Bij Jeroen Kuster is het kunstmatige nauwelijks meer van het natuurlijke te onderscheiden. Hij presenteert zijn ‘organismen’ als onderzoeksmateriaal van een bioloog, uitgestald op planken of in glazen potten, inclusief Latijnse namen. Ze zijn gemaakt van afvalmateriaal, van plastic planten, van iets dat hoe dan ook totaal onherkenbaar is geworden. Je weet niet wat je ziet: is het gevonden of gemaakt? Is het materiaal natuurlijk, zoals een schedel of een schild? Of is het iets kunstmatigs als plastic of keramiek? Ik kijk en kijk, maar kom er niet achter. De organismen van Kusters zijn duidelijk kunstmatig, maar… je weet het nooit! Mischien bestaan ze wel, ergens waar wij mensen nog nooit geweest zijn: de diepste zee, het laatste ongerepte stuk regenwoud.
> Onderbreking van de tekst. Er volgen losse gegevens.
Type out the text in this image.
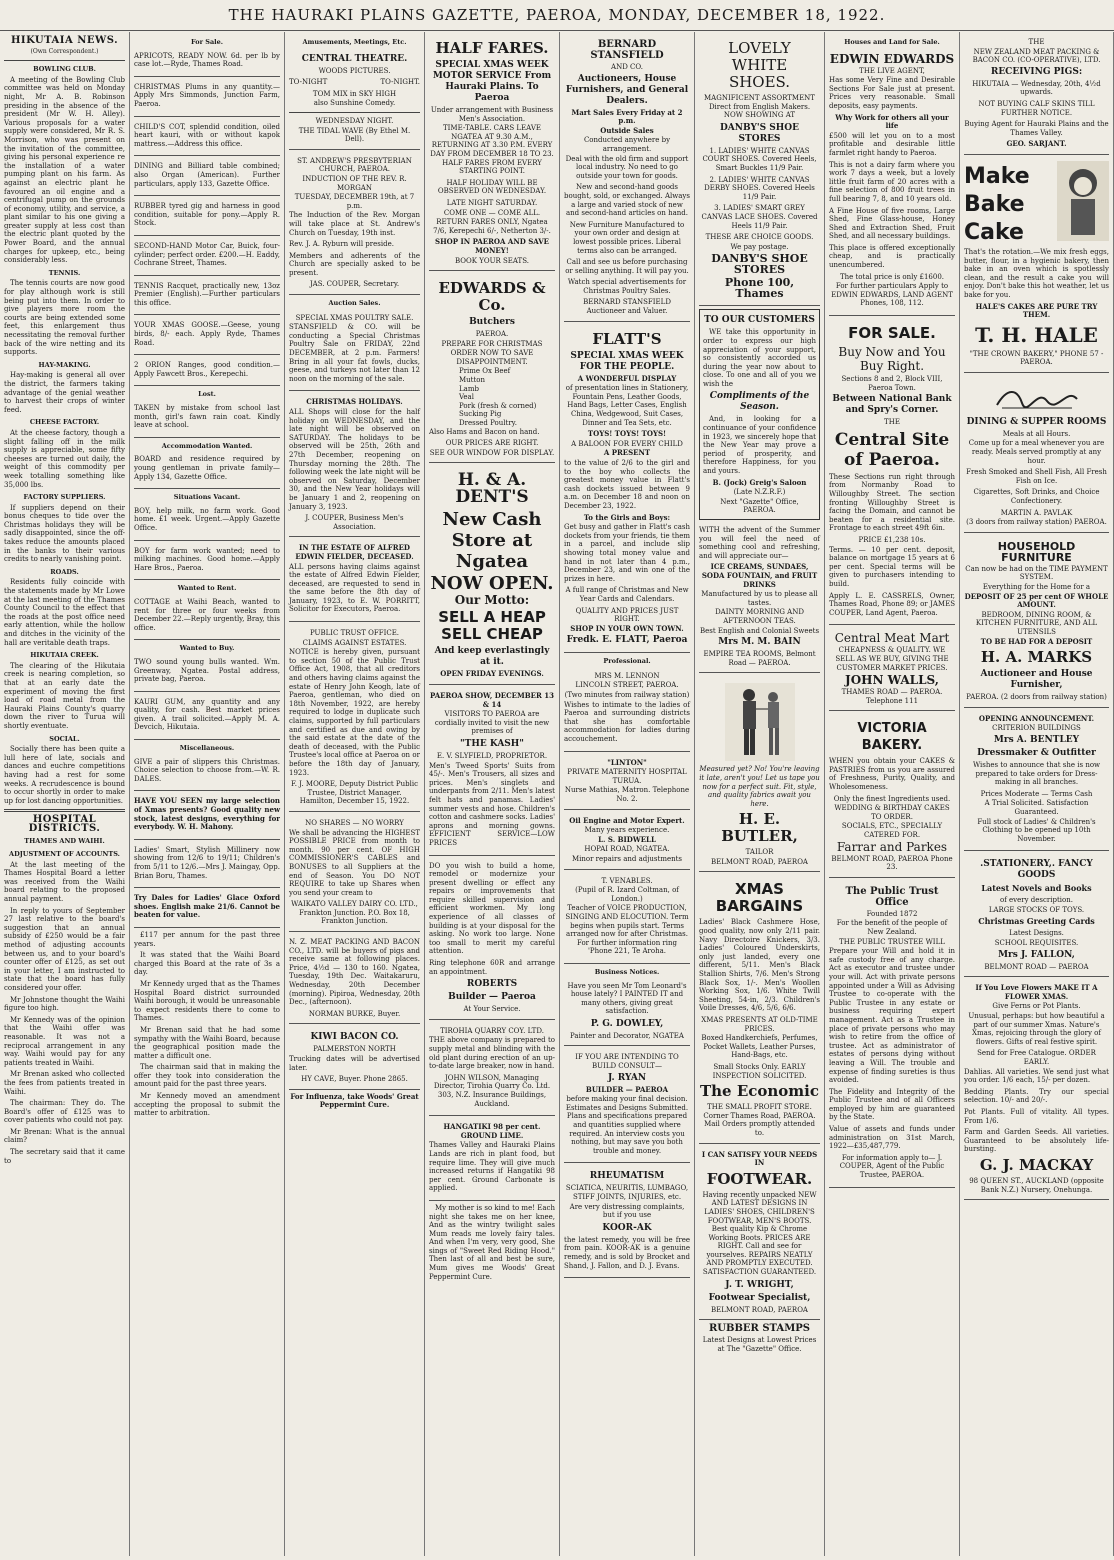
THE HAURAKI PLAINS GAZETTE, PAEROA, MONDAY, DECEMBER 18, 1922.
HIKUTAIA NEWS.
(Own Correspondent.)
BOWLING CLUB.

A meeting of the Bowling Club committee was held on Monday night, Mr A. B. Robinson presiding in the absence of the president (Mr W. H. Alley). Various proposals for a water supply were considered, Mr R. S. Morrison, who was present on the invitation of the committee, giving his personal experience re the installation of a water pumping plant on his farm. As against an electric plant he favoured an oil engine and a centrifugal pump on the grounds of economy, utility, and service, a plant similar to his one giving a greater supply at less cost than the electric plant quoted by the Power Board, and the annual charges for upkeep, etc., being considerably less.

TENNIS.

The tennis courts are now good for play although work is still being put into them. In order to give players more room the courts are being extended some feet, this enlargement thus necessitating the removal further back of the wire netting and its supports.

HAY-MAKING.

Hay-making is general all over the district, the farmers taking advantage of the genial weather to harvest their crops of winter feed.

CHEESE FACTORY.

At the cheese factory, though a slight falling off in the milk supply is appreciable, some fifty cheeses are turned out daily, the weight of this commodity per week totalling something like 35,000 lbs.

FACTORY SUPPLIERS.

If suppliers depend on their bonus cheques to tide over the Christmas holidays they will be sadly disappointed, since the off-takes reduce the amounts placed in the banks to their various credits to nearly vanishing point.

ROADS.

Residents fully coincide with the statements made by Mr Lowe at the last meeting of the Thames County Council to the effect that the roads at the post office need early attention, while the hollow and ditches in the vicinity of the hall are veritable death traps.

HIKUTAIA CREEK.

The clearing of the Hikutaia creek is nearing completion, so that at an early date the experiment of moving the first load of road metal from the Hauraki Plains County's quarry down the river to Turua will shortly eventuate.

SOCIAL.

Socially there has been quite a lull here of late, socials and dances and euchre competitions having had a rest for some weeks. A recrudescence is bound to occur shortly in order to make up for lost dancing opportunities.

HOSPITAL DISTRICTS.
THAMES AND WAIHI.
ADJUSTMENT OF ACCOUNTS.

At the last meeting of the Thames Hospital Board a letter was received from the Waihi board relating to the proposed annual payment.

In reply to yours of September 27 last relative to the board's suggestion that an annual subsidy of £250 would be a fair method of adjusting accounts between us, and to your board's counter offer of £125, as set out in your letter, I am instructed to state that the board has fully considered your offer.

Mr Johnstone thought the Waihi figure too high.

Mr Kennedy was of the opinion that the Waihi offer was reasonable. It was not a reciprocal arrangement in any way. Waihi would pay for any patients treated in Waihi.

Mr Brenan asked who collected the fees from patients treated in Waihi.

The chairman: They do. The Board's offer of £125 was to cover patients who could not pay.

Mr Brenan: What is the annual claim?

The secretary said that it came to

For Sale.

APRICOTS, READY NOW. 6d. per lb by case lot.—Ryde, Thames Road.

CHRISTMAS Plums in any quantity.—Apply Mrs Simmonds, Junction Farm, Paeroa.

CHILD'S COT, splendid condition, oiled heart kauri, with or without kapok mattress.—Address this office.

DINING and Billiard table combined; also Organ (American). Further particulars, apply 133, Gazette Office.

RUBBER tyred gig and harness in good condition, suitable for pony.—Apply R. Stock.

SECOND-HAND Motor Car, Buick, four-cylinder; perfect order. £200.—H. Eaddy, Cochrane Street, Thames.

TENNIS Racquet, practically new, 13oz Premier (English).—Further particulars this office.

YOUR XMAS GOOSE.—Geese, young birds, 8/- each. Apply Ryde, Thames Road.

2 ORION Ranges, good condition.—Apply Fawcett Bros., Kerepechi.

Lost.

TAKEN by mistake from school last month, girl's fawn rain coat. Kindly leave at school.

Accommodation Wanted.

BOARD and residence required by young gentleman in private family—Apply 134, Gazette Office.

Situations Vacant.

BOY, help milk, no farm work. Good home. £1 week. Urgent.—Apply Gazette Office.

BOY for farm work wanted; need to milking machines. Good home.—Apply Hare Bros., Paeroa.

Wanted to Rent.

COTTAGE at Waihi Beach, wanted to rent for three or four weeks from December 22.—Reply urgently, Bray, this office.

Wanted to Buy.

TWO sound young bulls wanted. Wm. Greenway, Ngatea. Postal address, private bag, Paeroa.

KAURI GUM, any quantity and any quality, for cash. Best market prices given. A trail solicited.—Apply M. A. Devcich, Hikutaia.

Miscellaneous.

GIVE a pair of slippers this Christmas. Choice selection to choose from.—W. R. DALES.

HAVE YOU SEEN my large selection of Xmas presents? Good quality new stock, latest designs, everything for everybody. W. H. Mahony.

Ladies' Smart, Stylish Millinery now showing from 12/6 to 19/11; Children's from 5/11 to 12/6.—Mrs J. Maingay, Opp. Brian Boru, Thames.

Try Dales for Ladies' Glace Oxford shoes. English make 21/6. Cannot be beaten for value.

£117 per annum for the past three years.

It was stated that the Waihi Board charged this Board at the rate of 3s a day.

Mr Kennedy urged that as the Thames Hospital Board district surrounded Waihi borough, it would be unreasonable to expect residents there to come to Thames.

Mr Brenan said that he had some sympathy with the Waihi Board, because the geographical position made the matter a difficult one.

The chairman said that in making the offer they took into consideration the amount paid for the past three years.

Mr Kennedy moved an amendment accepting the proposal to submit the matter to arbitration.

Amusements, Meetings, Etc.
CENTRAL THEATRE.
WOODS PICTURES.
TO-NIGHT	TO-NIGHT.
TOM MIX in SKY HIGH
also Sunshine Comedy.
WEDNESDAY NIGHT.
THE TIDAL WAVE (By Ethel M. Dell).
ST. ANDREW'S PRESBYTERIAN CHURCH, PAEROA.
INDUCTION OF THE REV. R. MORGAN
TUESDAY, DECEMBER 19th, at 7 p.m.

The Induction of the Rev. Morgan will take place at St. Andrew's Church on Tuesday, 19th inst.

Rev. J. A. Ryburn will preside.

Members and adherents of the Church are specially asked to be present.

JAS. COUPER, Secretary.
Auction Sales.
SPECIAL XMAS POULTRY SALE.

STANSFIELD & CO. will be conducting a Special Christmas Poultry Sale on FRIDAY, 22nd DECEMBER, at 2 p.m. Farmers! Bring in all your fat fowls, ducks, geese, and turkeys not later than 12 noon on the morning of the sale.

CHRISTMAS HOLIDAYS.

ALL Shops will close for the half holiday on WEDNESDAY, and the late night will be observed on SATURDAY. The holidays to be observed will be 25th, 26th and 27th December, reopening on Thursday morning the 28th. The following week the late night will be observed on Saturday, December 30, and the New Year holidays will be January 1 and 2, reopening on January 3, 1923.

J. COUPER, Business Men's Association.
IN THE ESTATE OF ALFRED EDWIN FIELDER, DECEASED.

ALL persons having claims against the estate of Alfred Edwin Fielder, deceased, are requested to send in the same before the 8th day of January, 1923, to E. W. PORRITT, Solicitor for Executors, Paeroa.

PUBLIC TRUST OFFICE.
CLAIMS AGAINST ESTATES.

NOTICE is hereby given, pursuant to section 50 of the Public Trust Office Act, 1908, that all creditors and others having claims against the estate of Henry John Keogh, late of Paeroa, gentleman, who died on 18th November, 1922, are hereby required to lodge in duplicate such claims, supported by full particulars and certified as due and owing by the said estate at the date of the death of deceased, with the Public Trustee's local office at Paeroa on or before the 18th day of January, 1923.

F. J. MOORE, Deputy District Public Trustee, District Manager. Hamilton, December 15, 1922.
NO SHARES — NO WORRY

We shall be advancing the HIGHEST POSSIBLE PRICE from month to month. 90 per cent. OF HIGH COMMISSIONER'S CABLES and BONUSES to all Suppliers at the end of Season. You DO NOT REQUIRE to take up Shares when you send your cream to

WAIKATO VALLEY DAIRY CO. LTD., Frankton Junction. P.O. Box 18, Frankton Junction.

N. Z. MEAT PACKING AND BACON CO., LTD. will be buyers of pigs and receive same at following places. Price, 4½d — 130 to 160. Ngatea, Tuesday, 19th Dec. Waitakaruru, Wednesday, 20th December (morning). Pipiroa, Wednesday, 20th Dec., (afternoon).

NORMAN BURKE, Buyer.
KIWI BACON CO.
PALMERSTON NORTH

Trucking dates will be advertised later.

HY CAVE, Buyer. Phone 2865.
For Influenza, take Woods' Great Peppermint Cure.
HALF FARES.
SPECIAL XMAS WEEK MOTOR SERVICE From Hauraki Plains. To Paeroa
Under arrangement with Business Men's Association.

TIME-TABLE. CARS LEAVE NGATEA AT 9.30 A.M., RETURNING AT 3.30 P.M. EVERY DAY FROM DECEMBER 18 TO 23. HALF FARES FROM EVERY STARTING POINT.

HALF HOLIDAY WILL BE OBSERVED ON WEDNESDAY.

LATE NIGHT SATURDAY.
COME ONE — COME ALL.

RETURN FARES ONLY, Ngatea 7/6, Kerepechi 6/-, Netherton 3/-.

SHOP IN PAEROA AND SAVE MONEY!
BOOK YOUR SEATS.
EDWARDS & Co.
Butchers
PAEROA.
PREPARE FOR CHRISTMAS
ORDER NOW TO SAVE DISAPPOINTMENT.
Prime Ox Beef
Mutton
Lamb
Veal
Pork (fresh & corned)
Sucking Pig
Dressed Poultry.

Also Hams and Bacon on hand.

OUR PRICES ARE RIGHT.
SEE OUR WINDOW FOR DISPLAY.
H. & A. DENT'S
New Cash Store at Ngatea
NOW OPEN.
Our Motto:
SELL A HEAP SELL CHEAP
And keep everlastingly at it.
OPEN FRIDAY EVENINGS.
PAEROA SHOW, DECEMBER 13 & 14

VISITORS TO PAEROA are cordially invited to visit the new premises of

"THE KASH"
E. V. SLYFIELD, PROPRIETOR.

Men's Tweed Sports' Suits from 45/-. Men's Trousers, all sizes and prices. Men's singlets and underpants from 2/11. Men's latest felt hats and panamas. Ladies' summer vests and hose. Children's cotton and cashmere socks. Ladies' aprons and morning gowns. EFFICIENT SERVICE—LOW PRICES

DO you wish to build a home, remodel or modernize your present dwelling or effect any repairs or improvements that require skilled supervision and efficient workmen. My long experience of all classes of building is at your disposal for the asking. No work too large. None too small to merit my careful attention.

Ring telephone 60R and arrange an appointment.

ROBERTS
Builder — Paeroa
At Your Service.
TIROHIA QUARRY COY. LTD.

THE above company is prepared to supply metal and blinding with the old plant during erection of an up-to-date large breaker, now in hand.

JOHN WILSON, Managing Director, Tirohia Quarry Co. Ltd. 303, N.Z. Insurance Buildings, Auckland.

HANGATIKI 98 per cent. GROUND LIME.

Thames Valley and Hauraki Plains Lands are rich in plant food, but require lime. They will give much increased returns if Hangatiki 98 per cent. Ground Carbonate is applied.

My mother is so kind to me! Each night she takes me on her knee, And as the wintry twilight sales Mum reads me lovely fairy tales. And when I'm very, very good, She sings of "Sweet Red Riding Hood." Then last of all and best be sure, Mum gives me Woods' Great Peppermint Cure.

BERNARD STANSFIELD
AND CO.
Auctioneers, House Furnishers, and General Dealers.
Mart Sales Every Friday at 2 p.m.
Outside Sales
Conducted anywhere by arrangement.

Deal with the old firm and support local industry. No need to go outside your town for goods.

New and second-hand goods bought, sold, or exchanged. Always a large and varied stock of new and second-hand articles on hand.

New Furniture Manufactured to your own order and design at lowest possible prices. Liberal terms also can be arranged.

Call and see us before purchasing or selling anything. It will pay you.

Watch special advertisements for Christmas Poultry Sales.

BERNARD STANSFIELD Auctioneer and Valuer.
FLATT'S
SPECIAL XMAS WEEK FOR THE PEOPLE.
A WONDERFUL DISPLAY

of presentation lines in Stationery, Fountain Pens, Leather Goods, Hand Bags, Letter Cases, English China, Wedgewood, Suit Cases, Dinner and Tea Sets, etc.

TOYS! TOYS! TOYS!
A BALOON FOR EVERY CHILD
A PRESENT

to the value of 2/6 to the girl and to the boy who collects the greatest money value in Flatt's cash dockets issued between 9 a.m. on December 18 and noon on December 23, 1922.

To the Girls and Boys:

Get busy and gather in Flatt's cash dockets from your friends, tie them in a parcel, and include slip showing total money value and hand in not later than 4 p.m., December 23, and win one of the prizes in here.

A full range of Christmas and New Year Cards and Calendars.

QUALITY AND PRICES JUST RIGHT.
SHOP IN YOUR OWN TOWN.
Fredk. E. FLATT, Paeroa
Professional.
MRS M. LENNON
LINCOLN STREET, PAEROA.
(Two minutes from railway station)

Wishes to intimate to the ladies of Paeroa and surrounding districts that she has comfortable accommodation for ladies during accouchement.

"LINTON"
PRIVATE MATERNITY HOSPITAL TURUA.
Nurse Mathias, Matron. Telephone No. 2.
Oil Engine and Motor Expert.
Many years experience.
L. S. BIDWELL
HOPAI ROAD, NGATEA.
Minor repairs and adjustments
T. VENABLES.
(Pupil of R. Izard Coltman, of London.)

Teacher of VOICE PRODUCTION, SINGING AND ELOCUTION. Term begins when pupils start. Terms arranged now for after Christmas. For further information ring 'Phone 221, Te Aroha.

Business Notices.

Have you seen Mr Tom Leonard's house lately? I PAINTED IT and many others, giving great satisfaction.

P. G. DOWLEY,
Painter and Decorator, NGATEA
IF YOU ARE INTENDING TO BUILD CONSULT—
J. RYAN
BUILDER — PAEROA

before making your final decision. Estimates and Designs Submitted. Plans and specifications prepared and quantities supplied where required. An interview costs you nothing, but may save you both trouble and money.

RHEUMATISM
SCIATICA, NEURITIS, LUMBAGO, STIFF JOINTS, INJURIES, etc.

Are very distressing complaints, but if you use

KOOR-AK

the latest remedy, you will be free from pain. KOOR-AK is a genuine remedy, and is sold by Brocket and Shand, J. Fallon, and D. J. Evans.

LOVELY WHITE SHOES.

MAGNIFICENT ASSORTMENT Direct from English Makers. NOW SHOWING AT

DANBY'S SHOE STORES

1. LADIES' WHITE CANVAS COURT SHOES. Covered Heels, Smart Buckles 11/9 Pair.

2. LADIES' WHITE CANVAS DERBY SHOES. Covered Heels 11/9 Pair.

3. LADIES' SMART GREY CANVAS LACE SHOES. Covered Heels 11/9 Pair.

THESE ARE CHOICE GOODS.
We pay postage.
DANBY'S SHOE STORES
Phone 100, Thames
TO OUR CUSTOMERS

WE take this opportunity in order to express our high appreciation of your support, so consistently accorded us during the year now about to close. To one and all of you we wish the

Compliments of the Season.

And, in looking for a continuance of your confidence in 1923, we sincerely hope that the New Year may prove a period of prosperity, and therefore Happiness, for you and yours.

B. (Jock) Greig's Saloon
(Late N.Z.R.F.)
Next "Gazette" Office, PAEROA.

WITH the advent of the Summer you will feel the need of something cool and refreshing, and will appreciate our—

ICE CREAMS, SUNDAES, SODA FOUNTAIN, and FRUIT DRINKS
Manufactured by us to please all tastes.
DAINTY MORNING AND AFTERNOON TEAS.
Best English and Colonial Sweets
Mrs M. M. BAIN
EMPIRE TEA ROOMS, Belmont Road — PAEROA.

Measured yet? No! You're leaving it late, aren't you! Let us tape you now for a perfect suit. Fit, style, and quality fabrics await you here.

H. E. BUTLER,
TAILOR
BELMONT ROAD, PAEROA
XMAS BARGAINS

Ladies' Black Cashmere Hose, good quality, now only 2/11 pair. Navy Directoire Knickers, 3/3. Ladies' Coloured Underskirts, only just landed, every one different, 5/11. Men's Black Stallion Shirts, 7/6. Men's Strong Black Sox, 1/-. Men's Woollen Working Sox, 1/6. White Twill Sheeting, 54-in, 2/3. Children's Voile Dresses, 4/6, 5/6, 6/6.

XMAS PRESENTS AT OLD-TIME PRICES.

Boxed Handkerchiefs, Perfumes, Pocket Wallets, Leather Purses, Hand-Bags, etc.

Small Stocks Only. EARLY INSPECTION SOLICITED.
The Economic
THE SMALL PROFIT STORE. Corner Thames Road, PAEROA. Mail Orders promptly attended to.
I CAN SATISFY YOUR NEEDS IN
FOOTWEAR.

Having recently unpacked NEW AND LATEST DESIGNS IN LADIES' SHOES, CHILDREN'S FOOTWEAR, MEN'S BOOTS. Best quality Kip & Chrome Working Boots. PRICES ARE RIGHT. Call and see for yourselves. REPAIRS NEATLY AND PROMPTLY EXECUTED. SATISFACTION GUARANTEED.

J. T. WRIGHT,
Footwear Specialist,
BELMONT ROAD, PAEROA
RUBBER STAMPS
Latest Designs at Lowest Prices at The "Gazette" Office.
Houses and Land for Sale.
EDWIN EDWARDS
THE LIVE AGENT,

Has some Very Fine and Desirable Sections For Sale just at present. Prices very reasonable. Small deposits, easy payments.

Why Work for others all your life

£500 will let you on to a most profitable and desirable little farmlet right handy to Paeroa.

This is not a dairy farm where you work 7 days a week, but a lovely little fruit farm of 20 acres with a fine selection of 800 fruit trees in full bearing 7, 8, and 10 years old.

A Fine House of five rooms, Large Shed, Fine Glass-house, Honey Shed and Extraction Shed, Fruit Shed, and all necessary buildings.

This place is offered exceptionally cheap, and is practically unencumbered.

The total price is only £1600.

For further particulars Apply to EDWIN EDWARDS, LAND AGENT Phones, 108, 112.

FOR SALE.
Buy Now and You Buy Right.
Sections 8 and 2, Block VIII, Paeroa Town.
Between National Bank and Spry's Corner.
THE
Central Site of Paeroa.

These Sections run right through from Normanby Road to Willoughby Street. The section fronting Willoughby Street is facing the Domain, and cannot be beaten for a residential site. Frontage to each street 49ft 6in.

PRICE £1,238 10s.

Terms. — 10 per cent. deposit, balance on mortgage 15 years at 6 per cent. Special terms will be given to purchasers intending to build.

Apply L. E. CASSRELS, Owner, Thames Road, Phone 89; or JAMES COUPER, Land Agent, Paeroa.

Central Meat Mart

CHEAPNESS & QUALITY. WE SELL AS WE BUY, GIVING THE CUSTOMER MARKET PRICES.

JOHN WALLS,
THAMES ROAD — PAEROA. Telephone 111
VICTORIA BAKERY.

WHEN you obtain your CAKES & PASTRIES from us you are assured of Freshness, Purity, Quality, and Wholesomeness.

Only the finest Ingredients used.
WEDDING & BIRTHDAY CAKES TO ORDER.
SOCIALS, ETC., SPECIALLY CATERED FOR.
Farrar and Parkes
BELMONT ROAD, PAEROA Phone 23.
The Public Trust Office
Founded 1872
For the benefit of the people of New Zealand.
THE PUBLIC TRUSTEE WILL

Prepare your Will and hold it in safe custody free of any charge. Act as executor and trustee under your will. Act with private persons appointed under a Will as Advising Trustee to co-operate with the Public Trustee in any estate or business requiring expert management. Act as a Trustee in place of private persons who may wish to retire from the office of trustee. Act as administrator of estates of persons dying without leaving a Will. The trouble and expense of finding sureties is thus avoided.

The Fidelity and Integrity of the Public Trustee and of all Officers employed by him are guaranteed by the State.

Value of assets and funds under administration on 31st March, 1922—£35,487,779.

For information apply to— J. COUPER, Agent of the Public Trustee, PAEROA.

THE
NEW ZEALAND MEAT PACKING & BACON CO. (CO-OPERATIVE), LTD.
RECEIVING PIGS:

HIKUTAIA — Wednesday, 20th, 4½d upwards.

NOT BUYING CALF SKINS TILL FURTHER NOTICE.

Buying Agent for Hauraki Plains and the Thames Valley.

GEO. SARJANT.
Make
Bake
Cake

That's the rotation.—We mix fresh eggs, butter, flour, in a hygienic bakery, then bake in an oven which is spotlessly clean, and the result a cake you will enjoy. Don't bake this hot weather, let us bake for you.

HALE'S CAKES ARE PURE TRY THEM.
T. H. HALE
"THE CROWN BAKERY," PHONE 57 - PAEROA.
DINING & SUPPER ROOMS
Meals at all Hours.

Come up for a meal whenever you are ready. Meals served promptly at any hour.

Fresh Smoked and Shell Fish, All Fresh Fish on Ice.

Cigarettes, Soft Drinks, and Choice Confectionery.

MARTIN A. PAVLAK
(3 doors from railway station) PAEROA.
HOUSEHOLD FURNITURE
Can now be had on the TIME PAYMENT SYSTEM.
Everything for the Home for a
DEPOSIT OF 25 per cent OF WHOLE AMOUNT.
BEDROOM, DINING ROOM, & KITCHEN FURNITURE, AND ALL UTENSILS
TO BE HAD FOR A DEPOSIT
H. A. MARKS
Auctioneer and House Furnisher,
PAEROA. (2 doors from railway station)
OPENING ANNOUNCEMENT.
CRITERION BUILDINGS
Mrs A. BENTLEY
Dressmaker & Outfitter

Wishes to announce that she is now prepared to take orders for Dress-making in all branches.

Prices Moderate — Terms Cash
A Trial Solicited. Satisfaction Guaranteed.

Full stock of Ladies' & Children's Clothing to be opened up 10th November.

.STATIONERY,. FANCY GOODS
Latest Novels and Books
of every description.
LARGE STOCKS OF TOYS.
Christmas Greeting Cards
Latest Designs.
SCHOOL REQUISITES.
Mrs J. FALLON,
BELMONT ROAD — PAEROA
If You Love Flowers MAKE IT A FLOWER XMAS.
Give Ferns or Pot Plants.

Unusual, perhaps: but how beautiful a part of our summer Xmas. Nature's Xmas, rejoicing through the glory of flowers. Gifts of real festive spirit.

Send for Free Catalogue. ORDER EARLY.

Dahlias. All varieties. We send just what you order. 1/6 each, 15/- per dozen.

Bedding Plants. Try our special selection. 10/- and 20/-.

Pot Plants. Full of vitality. All types. From 1/6.

Farm and Garden Seeds. All varieties. Guaranteed to be absolutely life-bursting.

G. J. MACKAY
98 QUEEN ST., AUCKLAND (opposite Bank N.Z.) Nursery, Onehunga.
Dieuwke Spaans en A. van Campenhout vallen er wat buiten, maar tussen de andere vier komt wel degelijk een verhaal op gang. Een verhaal over de mens die – organisch of kunstmatig – de natuur namaakt, of die zelfs nieuwe wezens cre‘ert. Over de mens die bouwt volgens de groeiprincipes van de natuur. In het werk van Voerman, Van Dam, Pittoors en vooral Kuster, zie ik elementen van een denkrichting die ik bij steeds meer kunstenaars, trend forecasters, architecten en ontwerpers terugzie. Ontwerpers onderzoeken de bouw- en groeiprincipes in de natuur, en gebruiken die in hun eigen ontwerpen. Wetenschappers experimenten met het kweken en ‘printen’ van vlees, huid, leer en menselijke organen. De versmelting van technologie en natuur hangt in de lucht, zogezegd, en ook bij deze tentoonstelling is dat voelbaar.